Imported used clothing and shoes are reportedly flooding Indonesia. However, many other countries view them as waste that should be recycled. So, what is the cause of the proliferation of these secondhand clothing imports?
The cause of this trend is attributed to Indonesia’s lack of strict regulations governing the importation of secondhand clothing and shoes.
Dharmesh Shah, an advisor to the Global Alliance for Incinerator Alternatives (GAIA), states that the reason behind the sizable market for imported used clothing is due to the absence of regulations and the availability of cheap, unregulated clothing.
According to Shah, these imported items from various countries, mainly Singapore, have a low percentage of reusability, which exacerbates the waste problem in the destination country.
Additionally, the text highlights the concerns of two vendors who sell second-hand goods at the Batam flea market, who stated in an interview with Reuters that they typically purchase items in sacks without knowing what is inside them.
As a result, vendors frequently dispose of more than half of the contents of the sack they have purchased because it is deemed unsaleable.
One source of these imported used goods is a company called Yox Impek, based in Singapore, which has been implicated in the misuse of donated used shoes.
Furthermore, according to Veri Anggrijono, the Director-General of Consumer Protection and Trade at the Ministry of Trade, the illegally used clothing market is worth millions of dollars annually.
Despite efforts by the ministry to crack down on illegal imports, the trade continues to thrive.
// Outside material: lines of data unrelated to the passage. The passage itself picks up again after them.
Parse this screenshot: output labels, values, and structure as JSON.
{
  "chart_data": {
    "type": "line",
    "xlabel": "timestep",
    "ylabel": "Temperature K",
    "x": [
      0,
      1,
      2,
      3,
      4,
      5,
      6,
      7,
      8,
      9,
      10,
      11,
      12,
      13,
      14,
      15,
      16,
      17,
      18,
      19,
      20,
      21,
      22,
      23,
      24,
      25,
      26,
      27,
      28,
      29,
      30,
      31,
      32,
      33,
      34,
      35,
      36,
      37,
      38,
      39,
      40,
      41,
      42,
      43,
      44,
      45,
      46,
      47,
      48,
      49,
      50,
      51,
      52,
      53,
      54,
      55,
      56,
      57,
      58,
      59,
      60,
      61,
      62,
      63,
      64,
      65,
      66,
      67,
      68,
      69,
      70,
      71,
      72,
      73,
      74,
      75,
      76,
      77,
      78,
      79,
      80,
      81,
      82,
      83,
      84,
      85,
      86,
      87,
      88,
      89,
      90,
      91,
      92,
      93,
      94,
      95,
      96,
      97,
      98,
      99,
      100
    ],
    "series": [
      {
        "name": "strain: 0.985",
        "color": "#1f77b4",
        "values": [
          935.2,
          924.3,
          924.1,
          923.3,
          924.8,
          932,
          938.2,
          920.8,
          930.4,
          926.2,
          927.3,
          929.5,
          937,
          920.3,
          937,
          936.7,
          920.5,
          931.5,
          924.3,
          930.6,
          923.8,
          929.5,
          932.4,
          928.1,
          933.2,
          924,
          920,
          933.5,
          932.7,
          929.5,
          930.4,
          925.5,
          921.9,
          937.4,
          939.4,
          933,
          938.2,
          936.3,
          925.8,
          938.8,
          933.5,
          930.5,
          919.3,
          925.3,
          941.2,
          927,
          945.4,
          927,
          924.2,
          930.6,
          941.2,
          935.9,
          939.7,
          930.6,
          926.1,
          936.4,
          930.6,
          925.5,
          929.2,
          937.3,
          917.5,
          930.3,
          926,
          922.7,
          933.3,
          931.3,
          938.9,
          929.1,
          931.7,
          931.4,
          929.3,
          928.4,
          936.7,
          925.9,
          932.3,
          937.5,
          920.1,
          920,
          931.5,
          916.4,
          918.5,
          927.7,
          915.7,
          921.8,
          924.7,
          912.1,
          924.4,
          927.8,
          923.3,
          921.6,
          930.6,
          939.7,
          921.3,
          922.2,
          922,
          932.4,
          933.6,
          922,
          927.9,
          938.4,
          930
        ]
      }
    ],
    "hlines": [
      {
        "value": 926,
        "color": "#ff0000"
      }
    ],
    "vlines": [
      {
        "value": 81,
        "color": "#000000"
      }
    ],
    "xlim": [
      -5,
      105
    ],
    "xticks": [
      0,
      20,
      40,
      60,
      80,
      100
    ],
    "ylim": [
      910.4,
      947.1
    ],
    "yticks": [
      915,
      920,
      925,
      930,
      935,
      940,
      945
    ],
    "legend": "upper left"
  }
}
Although Indonesia has regulations prohibiting the importation of used clothing under HS tariff code 6309, as stated in the Ministry of Trade Regulation No. 51 / M-DAG / PER / 7/2015 regarding the Prohibition of Used Clothing Imports and the Ministry of Trade Regulation No. 18 of 2021 concerning Prohibited Goods for Export and Import, importers who violate the law can face sanctions, including imprisonment and fines.
However, Veri notes that the only action taken by the ministry so far has been to revoke import licenses and seize and destroy used clothing.
The impact of this used clothing importation on the local industry has been devastating, causing many local clothing and footwear manufacturers to suffer economic uncertainties.